Of we noemen de helden die we op tv zien, Ireen Wust, Bibian Mentel, de oranje leeuwinnen. Onze veteranen. De verzetshelden van 75 jaar geleden, die in stilte opstonden tegen de Duitsers. Stuk voor stuk verdienen zij alle lof en eer.

Er dan zijn er nog de mensen voor wie standbeelden zijn opgericht. Zeevaarders die nieuwe landen ontdekten. Of topsporters, die jaar na jaar de Tour de France wonnen, geen moment leken af te zien op de Col du Tourmalet, de Col d’Izoard of de Col du Galibier. Die met stalen koppen ongenaakbaar naar de top reden. 

Helden over wie we verhalen vertellen en lezen. Aan wie we ons zouden willen spiegelen. Die we soms zo groot hebben gemaakt, dat ze bijna als vanzelf van het voetstuk af vallen. Sommige topsporters bleken niet zo makkelijk de berg op te fietsen omdat ze van superheld waren gemaakt, maar omdat ze dagelijks wat verboden chemicaliën aan hun ontbijt toevoegden. Grote helden kunnen ook enorm aan inflatie lijden, wil ik maar zeggen.

Maar vandaag eren we niet zulke helden. We eren vandaag helden gemaakt van mens. Zúlke helden herken je niet altijd aan hun uniform, en ze verschijnen ook niet op tv. Maar ze zijn er wel degelijk. En het mooie is, zúlke helden zijn de enige helden wiens daden nauwelijks aan inflatie onderhevig zijn, die niet door de geschiedenis ingehaald worden.

U hoorde net over Melvin Mulder, Henkjan Strieker en de Rob Geurtsen, die bij de Amsterdamse Groenburgwal de gracht insprongen om de inzittenden van een te water geraakte auto te bevrijden. En vandaag hoorden u ook over de broers Bjorn en Yannick van der Putten, en hun stiefvader, Marcel Eijkhout, zij zijn zojuist voor hun onbaatzuchtige inzet onderscheiden.

Samen met Joop Weeren, die hier vandaag ook is, wisten zij een brand in de keuken van de buren te blussen. De broers Van der Putten door de tuinslang op de brand te zetten, Joop Weeren deed dat door naar binnen te gaan en de gaskraan dicht te draaien.

Op het moment dat de brandweer er was, kon de inwoner van het vol rook staande huis veilig naar buiten worden gebracht.

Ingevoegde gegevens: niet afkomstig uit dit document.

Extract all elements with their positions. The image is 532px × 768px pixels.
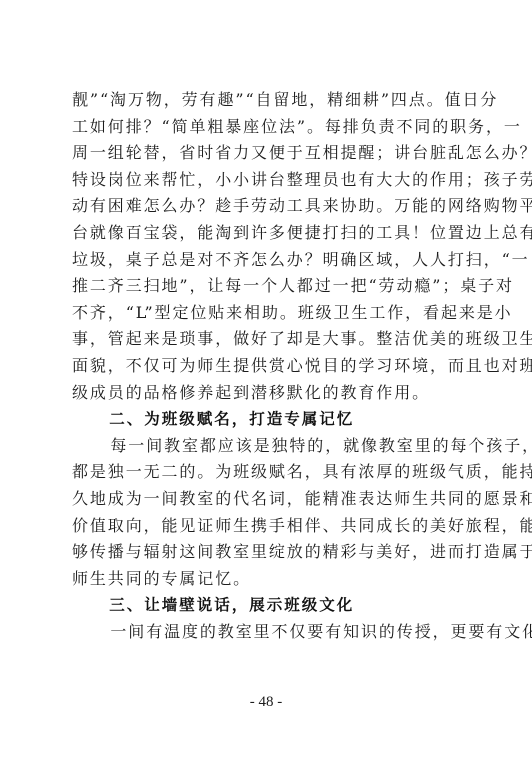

U allen heeft waarschijnlijk geen moment nagedacht over uw eigen veiligheid toen u in de bres sprong voor het leven van een ander. Dat maakt u elk tot een held. En vandaag eren we niet alleen de gebroeders Van der Putten en de heer Eijkhout. Ook uw daad, meneer Weeren, is niet onopgemerkt gebleven.

Meneer Weeren, wilt u even bij me komen staan.

Het heeft Zijne Majesteit de Koning behaagt u de erepenning voor Menslievend Hulpbetoon in brons te verlenen. Ik zal u nu de bijbehorende versierselen opspelden.